Their son had an inferior version of his father’s charm, and he also lacked his father’s patrician good looks. The son’s best features were his dark brown eyes and their heavy lashes; the rest of his face was a little too smooth, a little too rounded. But the pretty girls hung on his words, and there was no doubt that he had a gift for words, and a soft molasses-brown voice that gave teenage girls a tendency to close their eyes when he spoke. In his case the charm was calculated and spurious. But useful nonetheless. And Tony Symons had one talent that was not shared with his father. He played the piano with a skill that made him constantly in demand at student parties and the like. Whatever style you fancied, Fats Waller, Teddy Wilson, Errol Garner or Ellington, Tony Symons could play it.
Just after midnight he slipped out of the white door that led to the small garden. He and the girl walked hand in hand across the lawn, keeping to the shadows and away from the floodlit shrubs and borders. Half an hour later they were in his apartment near City Hall Plaza. And ten minutes later they were both naked on his bed. It was only the second time they had enjoyed each other’s bodies but it was also only the second time he had dated her.

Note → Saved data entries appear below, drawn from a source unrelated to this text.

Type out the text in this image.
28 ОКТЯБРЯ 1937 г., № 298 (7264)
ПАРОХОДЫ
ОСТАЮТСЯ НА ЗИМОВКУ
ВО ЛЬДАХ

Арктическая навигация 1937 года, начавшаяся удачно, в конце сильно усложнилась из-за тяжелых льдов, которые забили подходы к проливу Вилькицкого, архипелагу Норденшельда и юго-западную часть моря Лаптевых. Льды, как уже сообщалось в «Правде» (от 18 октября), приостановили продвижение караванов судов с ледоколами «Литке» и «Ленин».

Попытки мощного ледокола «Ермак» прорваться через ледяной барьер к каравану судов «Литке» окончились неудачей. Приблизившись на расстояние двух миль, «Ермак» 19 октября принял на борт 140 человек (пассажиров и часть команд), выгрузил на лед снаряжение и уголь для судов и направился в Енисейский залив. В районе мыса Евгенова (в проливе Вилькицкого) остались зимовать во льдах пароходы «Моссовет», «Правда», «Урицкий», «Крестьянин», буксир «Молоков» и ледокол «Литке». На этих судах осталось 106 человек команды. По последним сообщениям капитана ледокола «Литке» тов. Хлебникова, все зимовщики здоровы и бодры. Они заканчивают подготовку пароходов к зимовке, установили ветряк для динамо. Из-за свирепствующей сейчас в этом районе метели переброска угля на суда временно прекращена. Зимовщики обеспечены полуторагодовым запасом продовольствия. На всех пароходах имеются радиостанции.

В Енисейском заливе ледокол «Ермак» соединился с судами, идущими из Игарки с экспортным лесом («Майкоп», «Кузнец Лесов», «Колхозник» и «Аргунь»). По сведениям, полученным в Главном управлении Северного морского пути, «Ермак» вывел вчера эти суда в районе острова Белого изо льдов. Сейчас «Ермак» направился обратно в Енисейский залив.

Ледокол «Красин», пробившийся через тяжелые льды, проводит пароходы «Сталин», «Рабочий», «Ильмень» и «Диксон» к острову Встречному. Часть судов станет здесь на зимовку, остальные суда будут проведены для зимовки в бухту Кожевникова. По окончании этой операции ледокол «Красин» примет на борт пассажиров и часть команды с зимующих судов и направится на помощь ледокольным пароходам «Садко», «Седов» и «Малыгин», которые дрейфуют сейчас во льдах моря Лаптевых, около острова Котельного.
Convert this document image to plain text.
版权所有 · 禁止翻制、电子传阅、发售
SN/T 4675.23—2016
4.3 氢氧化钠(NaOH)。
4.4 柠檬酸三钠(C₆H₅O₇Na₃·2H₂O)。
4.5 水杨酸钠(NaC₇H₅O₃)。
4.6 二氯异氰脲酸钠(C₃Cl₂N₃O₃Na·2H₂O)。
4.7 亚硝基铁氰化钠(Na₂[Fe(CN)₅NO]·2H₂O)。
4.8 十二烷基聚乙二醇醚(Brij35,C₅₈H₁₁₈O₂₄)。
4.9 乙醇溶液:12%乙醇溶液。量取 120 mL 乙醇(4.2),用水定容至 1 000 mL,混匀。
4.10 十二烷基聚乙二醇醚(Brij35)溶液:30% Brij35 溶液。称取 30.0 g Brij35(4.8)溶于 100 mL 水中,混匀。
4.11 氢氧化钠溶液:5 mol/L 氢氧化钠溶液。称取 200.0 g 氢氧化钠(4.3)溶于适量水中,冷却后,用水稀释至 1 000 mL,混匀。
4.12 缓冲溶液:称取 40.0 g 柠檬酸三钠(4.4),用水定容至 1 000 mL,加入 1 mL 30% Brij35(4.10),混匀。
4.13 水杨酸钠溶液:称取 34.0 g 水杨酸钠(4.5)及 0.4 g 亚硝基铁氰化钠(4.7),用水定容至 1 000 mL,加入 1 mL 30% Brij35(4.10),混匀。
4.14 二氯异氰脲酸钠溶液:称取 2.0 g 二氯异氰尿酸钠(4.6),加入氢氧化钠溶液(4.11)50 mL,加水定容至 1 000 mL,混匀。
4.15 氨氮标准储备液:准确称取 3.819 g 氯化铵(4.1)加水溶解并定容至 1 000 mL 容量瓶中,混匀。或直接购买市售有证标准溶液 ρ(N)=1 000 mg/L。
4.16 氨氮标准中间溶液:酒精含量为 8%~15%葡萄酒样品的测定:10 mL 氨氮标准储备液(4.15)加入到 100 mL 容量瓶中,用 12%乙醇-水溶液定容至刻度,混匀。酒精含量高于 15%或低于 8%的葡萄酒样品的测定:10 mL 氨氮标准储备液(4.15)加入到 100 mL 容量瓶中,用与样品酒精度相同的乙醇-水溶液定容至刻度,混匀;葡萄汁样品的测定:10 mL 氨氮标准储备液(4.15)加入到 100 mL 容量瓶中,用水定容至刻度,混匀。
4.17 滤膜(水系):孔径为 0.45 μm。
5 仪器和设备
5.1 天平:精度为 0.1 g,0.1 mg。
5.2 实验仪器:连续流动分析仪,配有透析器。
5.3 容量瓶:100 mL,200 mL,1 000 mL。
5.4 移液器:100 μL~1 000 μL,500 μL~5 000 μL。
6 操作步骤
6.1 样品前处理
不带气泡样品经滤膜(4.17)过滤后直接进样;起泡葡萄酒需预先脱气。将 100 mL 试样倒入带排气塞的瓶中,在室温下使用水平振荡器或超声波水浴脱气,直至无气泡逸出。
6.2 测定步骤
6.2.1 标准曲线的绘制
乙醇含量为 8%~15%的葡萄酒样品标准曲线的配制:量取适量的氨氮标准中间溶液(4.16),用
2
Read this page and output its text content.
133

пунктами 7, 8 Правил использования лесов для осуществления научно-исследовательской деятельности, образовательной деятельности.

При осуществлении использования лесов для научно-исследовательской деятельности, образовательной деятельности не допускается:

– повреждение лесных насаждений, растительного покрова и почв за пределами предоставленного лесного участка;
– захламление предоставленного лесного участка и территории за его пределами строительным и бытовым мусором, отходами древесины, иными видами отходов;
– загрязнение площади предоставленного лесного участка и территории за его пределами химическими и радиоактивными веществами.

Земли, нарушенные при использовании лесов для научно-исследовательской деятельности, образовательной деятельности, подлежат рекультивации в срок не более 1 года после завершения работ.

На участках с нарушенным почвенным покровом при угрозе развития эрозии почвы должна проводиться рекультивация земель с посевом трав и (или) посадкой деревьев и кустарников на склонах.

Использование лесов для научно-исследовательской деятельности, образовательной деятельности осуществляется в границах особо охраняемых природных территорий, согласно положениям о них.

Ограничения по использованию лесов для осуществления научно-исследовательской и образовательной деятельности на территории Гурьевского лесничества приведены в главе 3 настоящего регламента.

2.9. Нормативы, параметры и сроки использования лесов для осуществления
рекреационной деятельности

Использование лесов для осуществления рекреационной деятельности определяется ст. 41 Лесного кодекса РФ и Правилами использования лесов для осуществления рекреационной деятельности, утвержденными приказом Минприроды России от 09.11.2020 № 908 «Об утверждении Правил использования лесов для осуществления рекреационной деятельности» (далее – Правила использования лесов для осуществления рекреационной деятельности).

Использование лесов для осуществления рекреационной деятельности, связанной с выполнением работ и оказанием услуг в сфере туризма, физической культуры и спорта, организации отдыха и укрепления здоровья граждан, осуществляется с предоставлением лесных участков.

The girl had been madly in love with him for months but the young man had eschewed all pleasures for the last four months until his final exams were over. He uttered no word, even during their love-making, which could possibly be interpreted as indicating that he loved her or was even “in-love” with her.
When it was over he lay beside her, feeding chocolates into her soft, sensuous mouth. She smiled up at his face and her hand reached down to excite him again, then frowned slightly as he moved his body out of reach.
She said softly, “Don’t you want to do it again?”
He nodded. “Later, maybe.”
She looked at the brown eyes. “Did you like it?”
“It was beautiful, honey. How about you?”
“It was fantastic, Tony. I’d like to do it all the time with you.”
“I think I’ve got to do my post-graduate at UCLA and that’s not going to give us much time together.”
She leaned up on her elbows. “But why? Why go to UCLA?”
“Garfield wouldn’t recommend me for post-grad at Harvard.”
“Why not?”
“God knows. I don’t think he likes me. Or maybe he doesn’t like my old man.” He smiled. “Anyway I think he’s got his eye on you. He’s a horny bastard. I think he’s jealous of me.”
“You mean he wants to sleep with me?”
“Yeah. He’s not the only one. I guess he knows he hasn’t got a chance, so he takes it out on me.”
“You mean if I let him do it to me he’d let you stay?”
“You bet he would, provided he knew that I’d put the good word in for him.”
“Shall I let him?”
“Of course not. He’s just an old goat.”
Her hand touched his face. “Let me, Tony. I’d do anything for you.”
She saw the dark sweep of his lashes on his cheek. Every girl on the campus envied him those lashes. When he looked back at her he said softly. “Are you sure?”
“Of course I am.”
“Shall I tell him?”
“Yes.”
“When shall I say you’ll see him?”
“Anytime. Tomorrow. Let me get it over with.”